Sortie d'Arholma.au fond, là-bas,à 30 milles, le large et les Aland
Et cette fois, le large nous attend (avec un petit l, car la route fait 30 milles seulement, mais c'est la première fois depuis longtemps que nous perdons la terre de vue).C'est aussi notre anniversaire de mariage, un beau cadeau, d'autant que nous allons passer le 60ème parallèle N !
 
 Un coucou aussi par SMS à Hervé Ceau dont c'est l'anniversaire: il nous répond de Camariñas! Changement de pavillon: nous entrons dans l'espace des Iles Aland qui appartiennent à la Finlande mais qui parlent Suédois. Changement d'heure aussi: UTC + 3.
Quelques mots sur les Iles Aland
6700 iles "nommées" mais en fait 20 000, répertoriées, dont seulement 60 habitées à l'année. Habitées par des chasseurs et pécheurs depuis 5500 ans avant J.C., puis colonisées par les Vikings, puis par les Suédois au 12 ème siècle. En 1809 les îles sont annexées à la Russie comme partie du Grand Duché de Finlande.
On verra plus bas le tournant de la défaite de Bomarsund.
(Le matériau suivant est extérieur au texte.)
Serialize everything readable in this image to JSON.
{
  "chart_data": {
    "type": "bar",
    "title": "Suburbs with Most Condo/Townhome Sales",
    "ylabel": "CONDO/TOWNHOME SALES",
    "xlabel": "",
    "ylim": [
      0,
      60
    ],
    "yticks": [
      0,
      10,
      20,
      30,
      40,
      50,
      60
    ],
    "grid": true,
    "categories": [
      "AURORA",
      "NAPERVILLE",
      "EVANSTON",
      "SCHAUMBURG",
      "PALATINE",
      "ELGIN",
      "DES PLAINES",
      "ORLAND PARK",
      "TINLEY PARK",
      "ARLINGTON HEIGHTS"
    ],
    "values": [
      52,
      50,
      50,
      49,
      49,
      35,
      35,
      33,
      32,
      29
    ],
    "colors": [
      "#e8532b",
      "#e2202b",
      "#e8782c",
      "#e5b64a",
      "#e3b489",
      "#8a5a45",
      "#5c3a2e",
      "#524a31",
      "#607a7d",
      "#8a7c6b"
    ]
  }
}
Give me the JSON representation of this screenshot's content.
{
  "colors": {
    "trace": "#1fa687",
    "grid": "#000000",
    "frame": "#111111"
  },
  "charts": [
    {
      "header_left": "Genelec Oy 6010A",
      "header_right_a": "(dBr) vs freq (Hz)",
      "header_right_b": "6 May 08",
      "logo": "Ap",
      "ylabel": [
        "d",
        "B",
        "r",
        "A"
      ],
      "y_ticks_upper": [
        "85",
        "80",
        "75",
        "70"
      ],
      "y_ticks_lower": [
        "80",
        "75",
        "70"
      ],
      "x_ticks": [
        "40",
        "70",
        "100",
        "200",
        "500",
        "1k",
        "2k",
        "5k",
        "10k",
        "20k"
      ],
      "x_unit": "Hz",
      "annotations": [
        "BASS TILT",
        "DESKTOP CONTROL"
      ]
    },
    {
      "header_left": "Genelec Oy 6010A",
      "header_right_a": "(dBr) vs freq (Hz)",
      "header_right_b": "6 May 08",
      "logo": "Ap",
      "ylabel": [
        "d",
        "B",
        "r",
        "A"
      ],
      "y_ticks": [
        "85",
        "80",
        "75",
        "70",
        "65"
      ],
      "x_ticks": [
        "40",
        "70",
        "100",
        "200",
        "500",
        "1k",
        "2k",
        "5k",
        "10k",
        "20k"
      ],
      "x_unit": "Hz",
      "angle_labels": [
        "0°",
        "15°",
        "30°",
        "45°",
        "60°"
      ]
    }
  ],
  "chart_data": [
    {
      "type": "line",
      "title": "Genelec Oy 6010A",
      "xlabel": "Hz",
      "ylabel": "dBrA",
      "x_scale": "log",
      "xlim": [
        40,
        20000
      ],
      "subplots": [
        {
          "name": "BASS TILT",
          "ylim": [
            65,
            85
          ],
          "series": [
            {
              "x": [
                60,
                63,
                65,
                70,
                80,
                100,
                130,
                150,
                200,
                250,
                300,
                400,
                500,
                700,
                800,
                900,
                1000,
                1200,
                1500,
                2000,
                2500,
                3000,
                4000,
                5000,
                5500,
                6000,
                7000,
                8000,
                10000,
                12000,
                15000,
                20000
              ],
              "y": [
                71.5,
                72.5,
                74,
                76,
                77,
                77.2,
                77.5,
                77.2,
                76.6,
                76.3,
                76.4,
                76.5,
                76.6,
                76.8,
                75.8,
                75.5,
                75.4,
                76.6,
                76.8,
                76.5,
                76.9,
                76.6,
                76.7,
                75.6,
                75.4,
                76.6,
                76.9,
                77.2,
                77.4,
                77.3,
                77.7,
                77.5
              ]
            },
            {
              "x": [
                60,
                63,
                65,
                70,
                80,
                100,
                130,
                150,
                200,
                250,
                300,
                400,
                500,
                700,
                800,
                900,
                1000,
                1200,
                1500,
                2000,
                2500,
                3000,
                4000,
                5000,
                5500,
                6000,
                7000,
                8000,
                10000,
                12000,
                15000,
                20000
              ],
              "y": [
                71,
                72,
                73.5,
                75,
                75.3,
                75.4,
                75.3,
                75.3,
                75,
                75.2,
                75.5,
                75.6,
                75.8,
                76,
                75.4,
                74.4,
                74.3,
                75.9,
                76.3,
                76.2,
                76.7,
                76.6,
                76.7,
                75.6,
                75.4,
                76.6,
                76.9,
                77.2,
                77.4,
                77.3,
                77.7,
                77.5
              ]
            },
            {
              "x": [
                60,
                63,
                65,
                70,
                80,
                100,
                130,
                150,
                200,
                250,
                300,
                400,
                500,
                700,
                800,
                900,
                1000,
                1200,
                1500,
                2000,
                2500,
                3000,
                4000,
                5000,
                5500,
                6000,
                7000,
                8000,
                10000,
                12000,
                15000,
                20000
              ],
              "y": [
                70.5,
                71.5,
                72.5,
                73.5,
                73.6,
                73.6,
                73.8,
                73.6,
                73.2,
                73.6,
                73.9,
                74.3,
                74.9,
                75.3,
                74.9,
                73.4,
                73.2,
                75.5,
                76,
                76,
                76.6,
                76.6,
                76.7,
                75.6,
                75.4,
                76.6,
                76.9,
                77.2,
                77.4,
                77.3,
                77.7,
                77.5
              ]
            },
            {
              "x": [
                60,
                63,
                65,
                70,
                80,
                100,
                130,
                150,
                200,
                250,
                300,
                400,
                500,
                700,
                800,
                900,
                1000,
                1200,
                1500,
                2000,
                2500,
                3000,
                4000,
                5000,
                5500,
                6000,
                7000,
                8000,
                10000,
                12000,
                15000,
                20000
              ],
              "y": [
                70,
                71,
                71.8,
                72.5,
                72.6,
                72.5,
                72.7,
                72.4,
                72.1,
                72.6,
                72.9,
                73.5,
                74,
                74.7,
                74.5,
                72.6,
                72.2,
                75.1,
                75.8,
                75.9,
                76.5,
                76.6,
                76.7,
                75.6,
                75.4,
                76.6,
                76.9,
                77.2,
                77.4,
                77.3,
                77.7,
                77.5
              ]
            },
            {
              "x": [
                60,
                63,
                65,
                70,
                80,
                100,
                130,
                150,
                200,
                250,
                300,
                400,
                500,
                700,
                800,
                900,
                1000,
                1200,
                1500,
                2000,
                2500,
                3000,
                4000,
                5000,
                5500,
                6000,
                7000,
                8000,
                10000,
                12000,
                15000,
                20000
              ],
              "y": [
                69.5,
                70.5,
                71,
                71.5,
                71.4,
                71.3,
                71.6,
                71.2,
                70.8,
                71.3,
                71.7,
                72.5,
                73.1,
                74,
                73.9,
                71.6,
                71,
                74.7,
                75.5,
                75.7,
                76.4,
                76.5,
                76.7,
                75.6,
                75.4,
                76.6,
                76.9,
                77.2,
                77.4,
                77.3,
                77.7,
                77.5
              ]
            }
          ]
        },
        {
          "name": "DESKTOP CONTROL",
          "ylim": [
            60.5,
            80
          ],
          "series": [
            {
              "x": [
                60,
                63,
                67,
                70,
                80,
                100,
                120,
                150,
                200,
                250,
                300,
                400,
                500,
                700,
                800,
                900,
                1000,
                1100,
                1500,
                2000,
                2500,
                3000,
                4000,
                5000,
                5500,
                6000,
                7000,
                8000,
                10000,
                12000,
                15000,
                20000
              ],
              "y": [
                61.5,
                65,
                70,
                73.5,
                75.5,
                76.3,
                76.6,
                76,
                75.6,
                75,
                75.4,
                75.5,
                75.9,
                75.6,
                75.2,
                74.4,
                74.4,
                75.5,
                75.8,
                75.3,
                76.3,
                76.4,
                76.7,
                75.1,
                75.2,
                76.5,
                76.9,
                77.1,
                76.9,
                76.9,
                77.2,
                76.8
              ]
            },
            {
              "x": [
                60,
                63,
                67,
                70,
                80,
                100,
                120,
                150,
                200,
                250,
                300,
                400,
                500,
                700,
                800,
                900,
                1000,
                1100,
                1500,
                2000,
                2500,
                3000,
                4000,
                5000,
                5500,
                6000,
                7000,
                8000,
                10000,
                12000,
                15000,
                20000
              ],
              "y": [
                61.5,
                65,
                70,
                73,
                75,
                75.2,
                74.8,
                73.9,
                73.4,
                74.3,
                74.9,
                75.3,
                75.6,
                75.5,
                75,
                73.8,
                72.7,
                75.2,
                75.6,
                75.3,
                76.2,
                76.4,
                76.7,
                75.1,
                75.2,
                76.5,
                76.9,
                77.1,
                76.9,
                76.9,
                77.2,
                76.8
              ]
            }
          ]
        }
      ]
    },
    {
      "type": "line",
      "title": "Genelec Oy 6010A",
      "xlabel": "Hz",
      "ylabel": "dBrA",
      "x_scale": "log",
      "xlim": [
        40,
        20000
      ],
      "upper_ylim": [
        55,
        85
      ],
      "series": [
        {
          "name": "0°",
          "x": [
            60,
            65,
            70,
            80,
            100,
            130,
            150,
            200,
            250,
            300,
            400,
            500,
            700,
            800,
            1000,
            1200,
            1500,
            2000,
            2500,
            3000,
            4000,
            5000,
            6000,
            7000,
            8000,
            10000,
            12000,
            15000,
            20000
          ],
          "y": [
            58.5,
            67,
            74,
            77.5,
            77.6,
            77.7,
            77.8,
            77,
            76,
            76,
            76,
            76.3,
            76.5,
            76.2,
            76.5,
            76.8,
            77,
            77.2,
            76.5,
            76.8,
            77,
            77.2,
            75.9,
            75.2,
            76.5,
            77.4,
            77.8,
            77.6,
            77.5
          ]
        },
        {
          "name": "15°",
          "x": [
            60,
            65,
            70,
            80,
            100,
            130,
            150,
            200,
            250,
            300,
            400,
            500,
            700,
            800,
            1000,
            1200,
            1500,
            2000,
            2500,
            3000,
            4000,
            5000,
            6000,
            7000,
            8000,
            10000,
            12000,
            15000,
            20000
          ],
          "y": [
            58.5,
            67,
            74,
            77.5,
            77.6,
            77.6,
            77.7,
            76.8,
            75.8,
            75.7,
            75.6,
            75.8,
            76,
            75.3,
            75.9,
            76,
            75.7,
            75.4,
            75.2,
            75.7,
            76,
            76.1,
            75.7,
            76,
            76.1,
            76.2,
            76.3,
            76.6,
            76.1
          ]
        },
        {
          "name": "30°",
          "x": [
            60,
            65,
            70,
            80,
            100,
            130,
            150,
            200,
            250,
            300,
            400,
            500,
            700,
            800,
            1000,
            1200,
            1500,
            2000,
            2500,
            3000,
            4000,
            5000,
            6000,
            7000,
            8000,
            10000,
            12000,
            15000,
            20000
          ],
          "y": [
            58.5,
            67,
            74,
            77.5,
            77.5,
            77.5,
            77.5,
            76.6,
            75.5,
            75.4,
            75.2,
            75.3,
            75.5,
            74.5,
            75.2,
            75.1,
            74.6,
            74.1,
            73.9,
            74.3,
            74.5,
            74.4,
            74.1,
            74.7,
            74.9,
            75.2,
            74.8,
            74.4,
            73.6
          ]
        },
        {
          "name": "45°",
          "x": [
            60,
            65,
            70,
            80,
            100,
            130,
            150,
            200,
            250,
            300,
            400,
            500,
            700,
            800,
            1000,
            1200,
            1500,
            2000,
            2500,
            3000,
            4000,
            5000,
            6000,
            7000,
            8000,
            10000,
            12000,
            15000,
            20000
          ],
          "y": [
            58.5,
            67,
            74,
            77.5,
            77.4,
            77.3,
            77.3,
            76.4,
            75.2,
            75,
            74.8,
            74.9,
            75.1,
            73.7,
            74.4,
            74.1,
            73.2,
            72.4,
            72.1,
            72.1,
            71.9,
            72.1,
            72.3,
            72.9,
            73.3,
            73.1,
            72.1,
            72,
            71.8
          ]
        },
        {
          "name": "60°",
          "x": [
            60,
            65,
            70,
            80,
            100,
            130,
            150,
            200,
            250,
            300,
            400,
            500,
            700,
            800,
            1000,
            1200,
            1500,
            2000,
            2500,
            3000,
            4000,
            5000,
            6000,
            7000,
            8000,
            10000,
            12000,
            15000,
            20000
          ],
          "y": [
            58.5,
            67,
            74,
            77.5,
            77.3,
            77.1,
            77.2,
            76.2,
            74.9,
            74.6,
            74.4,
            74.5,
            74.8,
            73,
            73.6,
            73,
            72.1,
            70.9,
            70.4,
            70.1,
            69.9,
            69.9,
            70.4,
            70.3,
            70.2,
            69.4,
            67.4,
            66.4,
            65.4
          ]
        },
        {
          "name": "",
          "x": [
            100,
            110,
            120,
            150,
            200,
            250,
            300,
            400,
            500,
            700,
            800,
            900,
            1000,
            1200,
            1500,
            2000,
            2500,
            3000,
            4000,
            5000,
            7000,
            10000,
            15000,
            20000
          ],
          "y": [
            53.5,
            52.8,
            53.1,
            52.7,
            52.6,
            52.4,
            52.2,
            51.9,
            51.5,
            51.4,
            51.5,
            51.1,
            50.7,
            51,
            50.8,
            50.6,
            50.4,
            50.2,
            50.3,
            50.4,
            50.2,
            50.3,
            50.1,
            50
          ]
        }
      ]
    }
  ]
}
Actuellement, Toute la zone est démilitarisée depuis 1921. Il y a un gouvernement provincial qui a beaucoup d'autonomie par rapport à la Finlande, mais la langue principale est le Suédois. Aland a son propre pavillon, ses timbres, l'Euro mais pas les taxes.Taux de chômage 3,1%!
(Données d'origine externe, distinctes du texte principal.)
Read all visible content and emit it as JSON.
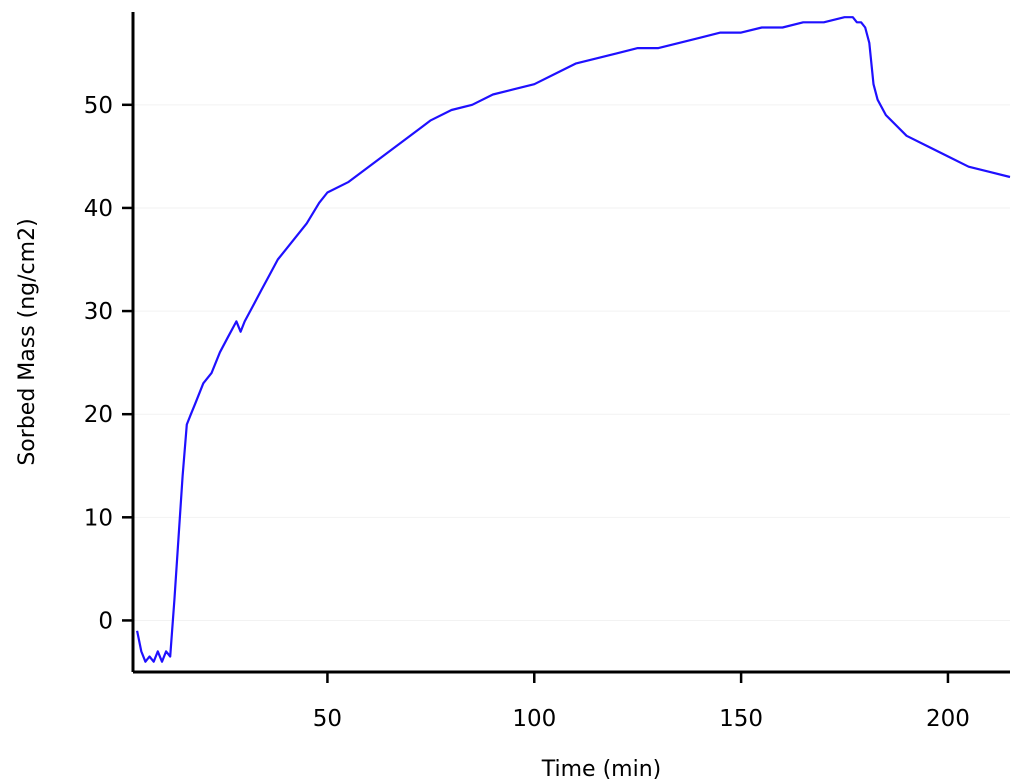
{
  "chart_data": {
    "type": "line",
    "xlabel": "Time (min)",
    "ylabel": "Sorbed Mass (ng/cm2)",
    "xlim": [
      3,
      215
    ],
    "ylim": [
      -5,
      59
    ],
    "x_ticks": [
      50,
      100,
      150,
      200
    ],
    "y_ticks": [
      0,
      10,
      20,
      30,
      40,
      50
    ],
    "grid": true,
    "line_color": "#1f10ff",
    "series": [
      {
        "x": [
          4,
          5,
          6,
          7,
          8,
          9,
          10,
          11,
          12,
          13,
          14,
          15,
          16,
          17,
          18,
          20,
          22,
          24,
          26,
          28,
          29,
          30,
          32,
          34,
          36,
          38,
          40,
          42,
          45,
          48,
          50,
          55,
          60,
          65,
          70,
          75,
          80,
          85,
          90,
          95,
          100,
          105,
          110,
          115,
          120,
          125,
          130,
          135,
          140,
          145,
          150,
          155,
          160,
          165,
          170,
          175,
          177,
          178,
          179,
          180,
          181,
          182,
          183,
          185,
          190,
          195,
          200,
          205,
          210,
          215
        ],
        "values": [
          -1,
          -3,
          -4,
          -3.5,
          -4,
          -3,
          -4,
          -3,
          -3.5,
          2,
          8,
          14,
          19,
          20,
          21,
          23,
          24,
          26,
          27.5,
          29,
          28,
          29,
          30.5,
          32,
          33.5,
          35,
          36,
          37,
          38.5,
          40.5,
          41.5,
          42.5,
          44,
          45.5,
          47,
          48.5,
          49.5,
          50,
          51,
          51.5,
          52,
          53,
          54,
          54.5,
          55,
          55.5,
          55.5,
          56,
          56.5,
          57,
          57,
          57.5,
          57.5,
          58,
          58,
          58.5,
          58.5,
          58,
          58,
          57.5,
          56,
          52,
          50.5,
          49,
          47,
          46,
          45,
          44,
          43.5,
          43
        ]
      }
    ]
  }
}
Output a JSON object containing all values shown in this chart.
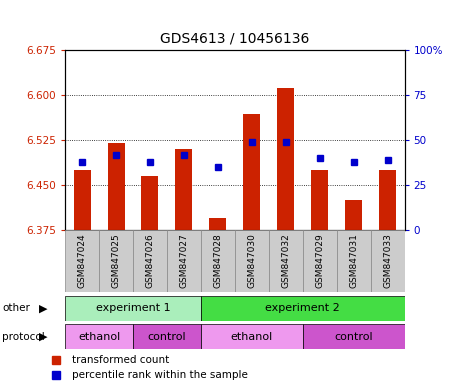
{
  "title": "GDS4613 / 10456136",
  "samples": [
    "GSM847024",
    "GSM847025",
    "GSM847026",
    "GSM847027",
    "GSM847028",
    "GSM847030",
    "GSM847032",
    "GSM847029",
    "GSM847031",
    "GSM847033"
  ],
  "bar_values": [
    6.475,
    6.52,
    6.465,
    6.51,
    6.395,
    6.568,
    6.612,
    6.475,
    6.425,
    6.475
  ],
  "percentile_values": [
    38,
    42,
    38,
    42,
    35,
    49,
    49,
    40,
    38,
    39
  ],
  "ylim_left": [
    6.375,
    6.675
  ],
  "ylim_right": [
    0,
    100
  ],
  "yticks_left": [
    6.375,
    6.45,
    6.525,
    6.6,
    6.675
  ],
  "yticks_right": [
    0,
    25,
    50,
    75,
    100
  ],
  "grid_lines": [
    6.6,
    6.525,
    6.45
  ],
  "bar_color": "#cc2200",
  "dot_color": "#0000cc",
  "bar_bottom": 6.375,
  "experiment_groups": [
    {
      "label": "experiment 1",
      "start": 0,
      "end": 4,
      "color": "#aaeebb"
    },
    {
      "label": "experiment 2",
      "start": 4,
      "end": 10,
      "color": "#44dd44"
    }
  ],
  "protocol_groups": [
    {
      "label": "ethanol",
      "start": 0,
      "end": 2,
      "color": "#ee99ee"
    },
    {
      "label": "control",
      "start": 2,
      "end": 4,
      "color": "#cc55cc"
    },
    {
      "label": "ethanol",
      "start": 4,
      "end": 7,
      "color": "#ee99ee"
    },
    {
      "label": "control",
      "start": 7,
      "end": 10,
      "color": "#cc55cc"
    }
  ],
  "legend_items": [
    {
      "label": "transformed count",
      "color": "#cc2200",
      "marker": "s"
    },
    {
      "label": "percentile rank within the sample",
      "color": "#0000cc",
      "marker": "s"
    }
  ],
  "tick_label_color_left": "#cc2200",
  "tick_label_color_right": "#0000cc",
  "sample_bg_color": "#cccccc",
  "border_color": "#888888"
}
Maison du Sauvetage en mer. La figurine au balcon est un mannequin.
Entrée du chenal de Mariehamn: 30m de fond à 50m de la tour.

Nous trouvons un superbe petit mouillage forain, un peu à l'écart des ferries qui passent toutes les 1/2 heures. Et nous voyons arriver... un bateau français! mieux que çà, Breton! en plus, immatriculé à Locmiquélic!!! mais Frédérique et Jean-François viennent de Kinsale!!! où Frédérique travaille. Du coup, apéro puis diner-partage à leur bord. 
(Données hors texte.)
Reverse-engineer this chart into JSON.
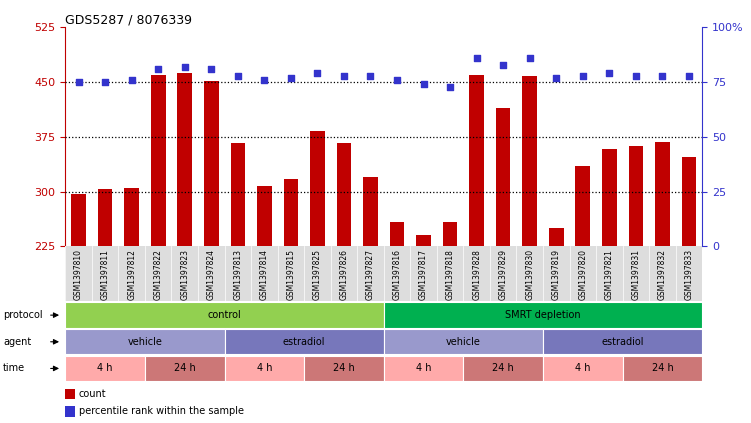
{
  "title": "GDS5287 / 8076339",
  "samples": [
    "GSM1397810",
    "GSM1397811",
    "GSM1397812",
    "GSM1397822",
    "GSM1397823",
    "GSM1397824",
    "GSM1397813",
    "GSM1397814",
    "GSM1397815",
    "GSM1397825",
    "GSM1397826",
    "GSM1397827",
    "GSM1397816",
    "GSM1397817",
    "GSM1397818",
    "GSM1397828",
    "GSM1397829",
    "GSM1397830",
    "GSM1397819",
    "GSM1397820",
    "GSM1397821",
    "GSM1397831",
    "GSM1397832",
    "GSM1397833"
  ],
  "bar_values": [
    297,
    303,
    305,
    460,
    463,
    452,
    367,
    307,
    317,
    383,
    367,
    320,
    258,
    240,
    258,
    460,
    415,
    458,
    250,
    335,
    358,
    362,
    368,
    348
  ],
  "dot_values": [
    75,
    75,
    76,
    81,
    82,
    81,
    78,
    76,
    77,
    79,
    78,
    78,
    76,
    74,
    73,
    86,
    83,
    86,
    77,
    78,
    79,
    78,
    78,
    78
  ],
  "ylim_left": [
    225,
    525
  ],
  "ylim_right": [
    0,
    100
  ],
  "yticks_left": [
    225,
    300,
    375,
    450,
    525
  ],
  "yticks_right": [
    0,
    25,
    50,
    75,
    100
  ],
  "bar_color": "#C00000",
  "dot_color": "#3333CC",
  "bg_color": "#FFFFFF",
  "gridline_color": "#000000",
  "protocol_groups": [
    {
      "label": "control",
      "start": 0,
      "end": 12,
      "color": "#92D050"
    },
    {
      "label": "SMRT depletion",
      "start": 12,
      "end": 24,
      "color": "#00B050"
    }
  ],
  "agent_groups": [
    {
      "label": "vehicle",
      "start": 0,
      "end": 6,
      "color": "#9999CC"
    },
    {
      "label": "estradiol",
      "start": 6,
      "end": 12,
      "color": "#7777BB"
    },
    {
      "label": "vehicle",
      "start": 12,
      "end": 18,
      "color": "#9999CC"
    },
    {
      "label": "estradiol",
      "start": 18,
      "end": 24,
      "color": "#7777BB"
    }
  ],
  "time_groups": [
    {
      "label": "4 h",
      "start": 0,
      "end": 3,
      "color": "#FFAAAA"
    },
    {
      "label": "24 h",
      "start": 3,
      "end": 6,
      "color": "#CC7777"
    },
    {
      "label": "4 h",
      "start": 6,
      "end": 9,
      "color": "#FFAAAA"
    },
    {
      "label": "24 h",
      "start": 9,
      "end": 12,
      "color": "#CC7777"
    },
    {
      "label": "4 h",
      "start": 12,
      "end": 15,
      "color": "#FFAAAA"
    },
    {
      "label": "24 h",
      "start": 15,
      "end": 18,
      "color": "#CC7777"
    },
    {
      "label": "4 h",
      "start": 18,
      "end": 21,
      "color": "#FFAAAA"
    },
    {
      "label": "24 h",
      "start": 21,
      "end": 24,
      "color": "#CC7777"
    }
  ],
  "row_labels": [
    "protocol",
    "agent",
    "time"
  ],
  "legend_items": [
    {
      "label": "count",
      "color": "#C00000",
      "marker": "s"
    },
    {
      "label": "percentile rank within the sample",
      "color": "#3333CC",
      "marker": "s"
    }
  ]
}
       Et mardi nous partons à Mariehamn, pensant avoir épuisé notre lot de rencontres-surprises. Et bien non, il y a encore plus beau. En nous promenant à vélo dans la ville à la recherche d'une carte pour internet, je me fais interpeller par un jeune dans la rue: c'est Paul!!! notre équipier qui a participé à la remontée de Cybèle depuis l'Espagne, et qui passait par là avec le Rara Avis, un des bateaux du Père Jaouen! Cà se termine à bord avec un petit diner sympa où Paul nous raconte ses 5 derniers mois: on l'a quitté à St Barth, il a descendu l'arc Antillais, remonté vers les Bermudes, puis les Açores, les Scilly, l'Aber Wrach, les Anglo, Amsterdam, le canal de Kiel, Gotland, jusqu'ici...
"Seules les montagnes ne se rencontrent jamais"....
Cette curieuse maison a été construite ailleurs par un architecte connu, et plus tard a été transférée au port!
      

 Et à 21 heures locales un coup de canon et une sonnerie de trompette: il faut baisser notre pavillon national, on ne plaisante pas avec çà ici.